Thursday, March 28, 2013

April I

Completing the March topic on Analyst Reports for 2012, here's a comment on what Gartner has to contribute. As Storage Newsletter lines out, IDC and Gartner numbers do not exactly match - which should not come as a big surprise given the complexity of the markets and the somewhat blurred lines between hardware and software revenues and how to account for them. Quote from the Gartner report: "Gartner ECB disk storage reports reflect vendor-branded hardware-only revenue, as well as hardware revenue associated with financial leases and managed services. Optional and separately priced storage software revenue and SAN infrastructure components are excluded."

Gartner also came out with a new iteration of their famous Magic Quadrant: the MQ for what they now call "General Purpose Disk Arrays".  As per their definition, those are "... designed to address shared storage requirements within a single system that can support multiple virtual or physical servers, hosted virtual desktop infrastructures, multiple databases, and applications such as, but not limited to, SAP, Microsoft Exchange and Microsoft SharePoint."
Hmm...sounds like pretty much everything on the market today. To no surprise, the top right quadrant is very crowded, I pretty much doubt that anybody would draw any buying decisions from the cluster of dots arranged in there:
Appliances for a different purpose are the so called PBBAs (Purpose Built Backup Appliances). IDC reports market status and trends for that segment of the market, a great summary can be found here.
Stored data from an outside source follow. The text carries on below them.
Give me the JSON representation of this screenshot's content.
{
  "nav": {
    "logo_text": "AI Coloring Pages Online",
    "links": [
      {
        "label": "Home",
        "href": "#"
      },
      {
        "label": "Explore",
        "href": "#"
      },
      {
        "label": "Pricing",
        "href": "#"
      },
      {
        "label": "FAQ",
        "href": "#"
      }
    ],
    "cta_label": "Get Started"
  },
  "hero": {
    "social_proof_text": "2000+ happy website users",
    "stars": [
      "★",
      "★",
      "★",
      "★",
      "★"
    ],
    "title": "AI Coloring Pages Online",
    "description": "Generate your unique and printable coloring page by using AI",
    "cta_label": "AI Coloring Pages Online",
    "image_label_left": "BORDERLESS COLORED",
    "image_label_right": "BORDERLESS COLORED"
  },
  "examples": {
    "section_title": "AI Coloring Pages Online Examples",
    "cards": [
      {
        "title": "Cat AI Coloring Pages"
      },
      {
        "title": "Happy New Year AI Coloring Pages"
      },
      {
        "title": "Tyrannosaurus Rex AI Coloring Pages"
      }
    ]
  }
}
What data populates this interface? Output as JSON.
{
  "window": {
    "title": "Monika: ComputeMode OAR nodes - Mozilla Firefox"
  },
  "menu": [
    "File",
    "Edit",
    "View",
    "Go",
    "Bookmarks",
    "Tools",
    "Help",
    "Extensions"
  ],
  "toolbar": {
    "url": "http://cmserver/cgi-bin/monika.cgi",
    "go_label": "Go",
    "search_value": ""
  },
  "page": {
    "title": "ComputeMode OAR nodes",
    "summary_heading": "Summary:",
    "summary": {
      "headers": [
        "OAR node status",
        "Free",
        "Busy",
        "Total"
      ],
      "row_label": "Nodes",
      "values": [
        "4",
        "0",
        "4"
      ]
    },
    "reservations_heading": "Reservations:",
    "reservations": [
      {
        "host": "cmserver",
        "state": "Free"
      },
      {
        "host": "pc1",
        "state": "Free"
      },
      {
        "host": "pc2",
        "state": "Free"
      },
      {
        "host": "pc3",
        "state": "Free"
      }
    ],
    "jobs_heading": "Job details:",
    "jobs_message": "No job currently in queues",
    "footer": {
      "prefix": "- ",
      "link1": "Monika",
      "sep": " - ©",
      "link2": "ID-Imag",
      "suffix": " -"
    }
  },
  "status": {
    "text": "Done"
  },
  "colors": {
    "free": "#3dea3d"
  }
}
More locally to where I sit, there was a press release that last week about an enhanced way of building Flash Memory demonstrated by the EPFL in Lausanne:
"A Swiss government research lab has reinvented flash memory using graphene and molybdenite in a way that should be faster, scale smaller, use less energy and yet more flexible than boring old NAND.
Molybdenite is MoS2, molybdenum disulfide, which is similar to graphite and also has a lubricating effect. Atomically it is a layer of molybdenum atoms between top and bottom layers of sulfide atoms. It is a semiconductor and can be used to create transistors."

In a kind of bold move back to basics, Brocade has announced their latest and final addition to the 16 Gbps family of Fibre Channel switches and directors, now referred to as G5: The Brocade 6520, a 96-port 2U switch.
They not only emphasize the importance of FC SANs (sic!) but also present a strategy to enable easier management integration for Cloud deployments and also comment on their plans for a future 32 Gbps product: " Brocade also is working with the OpenStack Foundation on open source software to manage FC fabrics in clouds. Brocade and some of its OEM partners plan to propose a Fibre Channel SAN Zone Management blueprint at the OpenStack Summit in April."

My take: they should have sticked to their core business which is FC instead of spending millions to try to become another CISCO. Now, at last, I think they realize where their margins and revenue are coming from and are focusing on that important segment of the business again. And FCoE? Yes, what about it? Exactly!
The official FC roadmap can be found at here!